Amazon is the world’s biggest cloud computing firm with 32 percent of the overall market, according to Calays. Rivals like Microsoft’s Azure (21 percent share), and Alphabet’s Google (8 percent share) are trying to lure AWS customers to use parts of their clouds, often as a backup.
Crafting a complex online service that can be shifted from one provider to another in case of emergency is far from simple, said Naveen Chhabra, a senior analyst with research firm Forrester. Rather than being a singular cloud, AWS is composed of hundreds of different services, from basic building blocks like computing power and storage to advanced services like high-speed databases and artificial intelligence training.
Any given website, Chhabra said, might use several dozen of those individual services, each of which must work for the site to function.
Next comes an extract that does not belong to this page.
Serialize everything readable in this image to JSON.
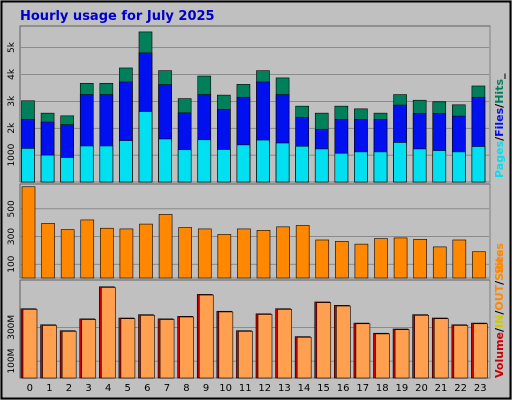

It is difficult to make a backup on another cloud provider because some services are proprietary to AWS and some work very differently at another provider.
Another issue that makes it hard for businesses to diversify is that AWS makes it relatively cheap to send data into its cloud, but then charges higher prices for “egress fees” to get data out of its cloud to take to a rival.
“That amplifies issues like this (outage) when they happen,” said Matthew Prince, chief executive of internet security firm Cloudflare. “A more resilient cloud is one where egress fees are eliminated and customers can be multi-cloud. I think that would actually increase the faith customers have in the cloud.”
AWS itself has critical dependencies within its own services where they are linked together in ways that can cause one to fail when another fails, said Angelique Medina, head of product market at Cisco Systems’ ThousandEyes. That is because AWS’s complex services are often built on top of its own more basic services. One problem that crops up with a basic function like networking can cascade through services that depend on it.
AWS earlier said “the outage was affecting some of our monitoring and incident response tooling, which is delaying our ability to provide updates.”
Medina said AWS have critical services clustered in its US-EAST-1 region, where another outage last year also had a widely felt impact.
Chhabra, Forrester analyst, said Amazon has done a lot of heavy lifting to make its own services resilient. What Amazon does not do for its customers is build applications in a way that can withstand an outage by tapping multiple locations or providers.
“It’s this tradeoff you always have between something that is decentralized, something that’s secure and something that’s useable,” said Charly Fei, product lead for Inter Blockchain Communication lead at The Interchain Foundation, which is focused on technologies for decentralizing computing. “It’s not something where you’ll ever get a perfect solution that gets all three.”